Already known for being an aggressive racer, Sheffield describes himself as an all-rounder and sees his three-year deal with Ineos as a way of seeing where that multi-talent will carry him.
“I’m quite punchy but I can also put out quite a bit of power as well and really keep it steady. So I’ll also focus on time trials and really progress in that area. But I really just like any kind of hard racing,” he said.
“He’s very versatile,” Cioni confirmed. “He’s just been at a track training camp with USA Cycling in Portugal. Although he set the world junior IP record, he hasn’t done a lot of racing on the track. The idea will be that towards the end of the season he will aim for the world track championships, which will be an important part of his development.
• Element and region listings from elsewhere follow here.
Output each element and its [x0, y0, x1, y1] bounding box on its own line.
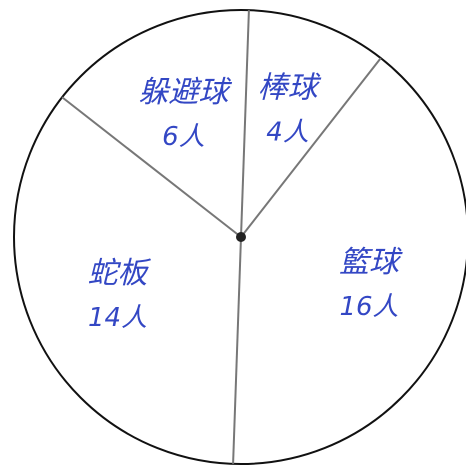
value-label: 4人: [266, 118, 309, 148]
slice-divider: [240, 10, 250, 238]
slice-label: 蛇板: [88, 256, 152, 291]
slice-divider: [240, 57, 382, 238]
slice-divider: [61, 96, 242, 238]
slice: [241, 10, 381, 238]
value-label: 6人: [162, 122, 205, 152]
slice: [233, 58, 466, 464]
slice-label: 籃球: [339, 245, 403, 280]
value-label: 14人: [88, 303, 147, 333]
slice-label: 躲避球: [138, 75, 232, 110]
value-label: 16人: [339, 292, 398, 322]
slice: [62, 9, 249, 238]
pie-outline: [13, 9, 466, 465]
slice: [13, 97, 241, 464]
slice-divider: [232, 236, 242, 464]
center-dot: [236, 232, 246, 242]
slice-label: 棒球: [258, 71, 322, 106]
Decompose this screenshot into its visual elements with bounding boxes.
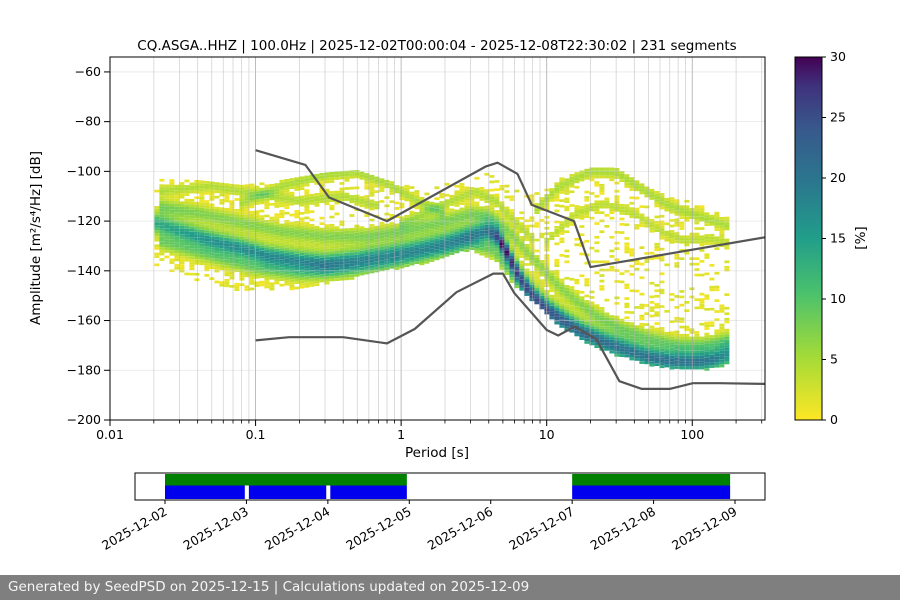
svg-text:−80: −80 [75,114,101,129]
psd-segment [572,485,731,499]
x-axis-label: Period [s] [405,445,469,461]
svg-text:100: 100 [680,427,704,442]
timeline-bar [134,472,766,501]
nhnm-noise-model-line [255,149,765,269]
svg-text:−100: −100 [67,163,101,178]
svg-text:−180: −180 [67,362,101,377]
date-tick-label: 2025-12-07 [506,504,576,553]
y-axis-label: Amplitude [m²/s⁴/Hz] [dB] [28,150,44,326]
date-tick-label: 2025-12-04 [262,504,332,553]
svg-text:10: 10 [830,291,846,306]
chart-title: CQ.ASGA..HHZ | 100.0Hz | 2025-12-02T00:0… [137,38,737,54]
svg-text:−140: −140 [67,263,101,278]
date-tick-label: 2025-12-09 [669,504,739,553]
psd-segment [330,485,407,499]
timeline-date-labels: 2025-12-02 2025-12-03 2025-12-04 2025-12-05… [99,500,740,553]
coverage-segment [165,474,407,486]
plot-axes: 0.01 0.1 1 10 100 −200 −180 −160 −140 −120 −100 −80… [67,56,766,442]
heatmap-cells [154,167,730,371]
svg-text:0: 0 [830,412,838,427]
svg-text:−200: −200 [67,412,101,427]
svg-text:15: 15 [830,231,846,246]
date-tick-label: 2025-12-02 [99,504,169,553]
ppsd-plot-canvas: 0.01 0.1 1 10 100−200−180−160−140−120−100−80… [67,49,846,553]
svg-text:−60: −60 [75,64,101,79]
date-tick-label: 2025-12-03 [181,504,251,553]
coverage-segment [572,474,731,486]
colorbar: 0 5 10 15 20 25 30 [794,49,846,427]
svg-text:30: 30 [830,49,846,64]
svg-text:−160: −160 [67,313,101,328]
date-tick-label: 2025-12-05 [343,504,413,553]
date-tick-label: 2025-12-06 [425,504,495,553]
nlnm-noise-model-line [255,272,765,390]
footer-status-bar: Generated by SeedPSD on 2025-12-15 | Cal… [0,575,900,600]
svg-text:1: 1 [397,427,405,442]
colorbar-label: [%] [853,226,869,250]
psd-segment [165,485,245,499]
date-tick-label: 2025-12-08 [588,504,658,553]
svg-text:10: 10 [539,427,555,442]
svg-text:0.01: 0.01 [96,427,124,442]
psd-segment [248,485,327,499]
svg-text:−120: −120 [67,213,101,228]
svg-text:0.1: 0.1 [246,427,266,442]
svg-text:25: 25 [830,110,846,125]
svg-text:20: 20 [830,170,846,185]
svg-text:5: 5 [830,352,838,367]
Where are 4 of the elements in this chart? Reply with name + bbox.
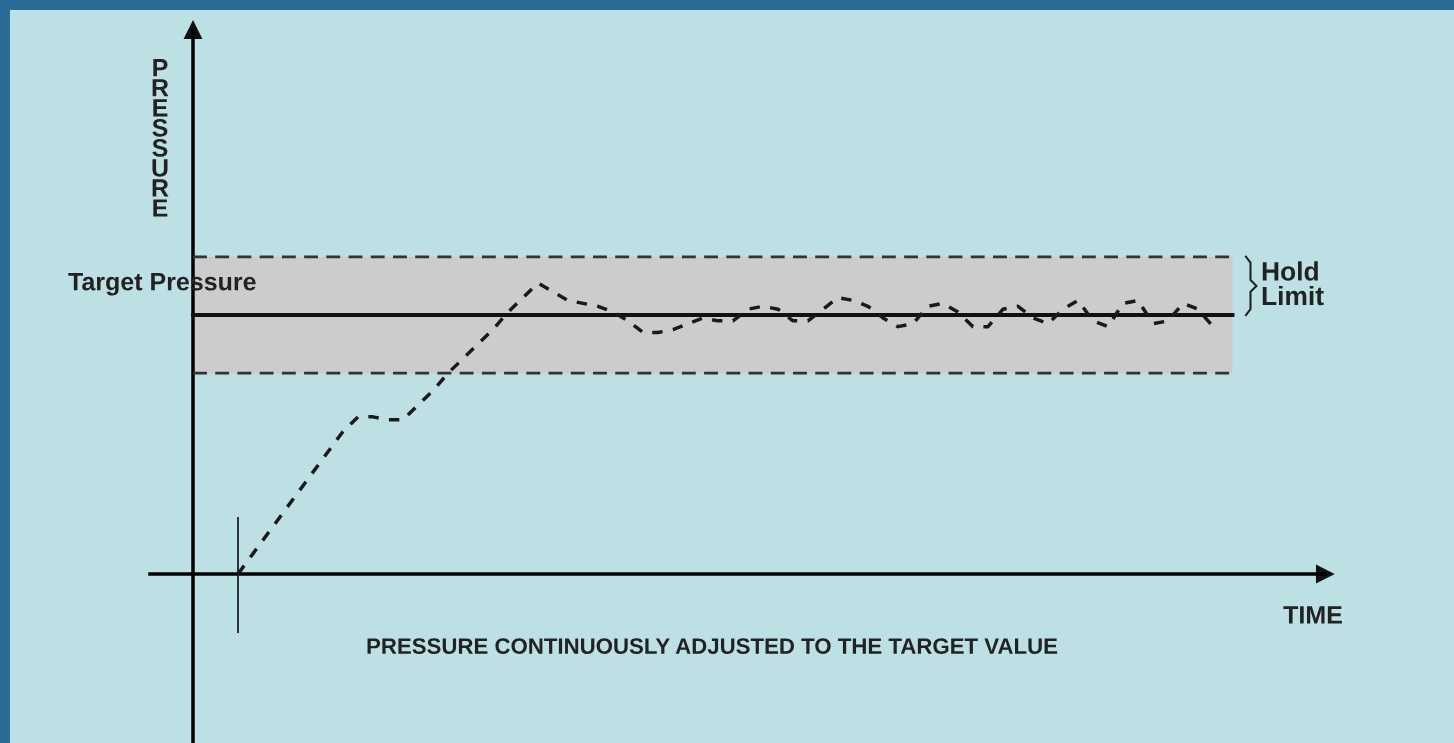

“This formula of mixing track and road racing has worked well with quite a lot of our riders – I also work with Filippo Ganna and Elia Viviani and track training is a really important part of their training programs. The plan is for Magnus to do a world cup event at least with the goal of qualifying for the world championships, and then to go to the world championships and try something.”
According to Sheffield April’s world cup event in Glasgow is currently on his program.
“It comes right after Roubaix and before Romandie. Obviously, I won’t have much experience of racing on the track, but I think I can use the road as good training and as a kind of building block,” the American explained.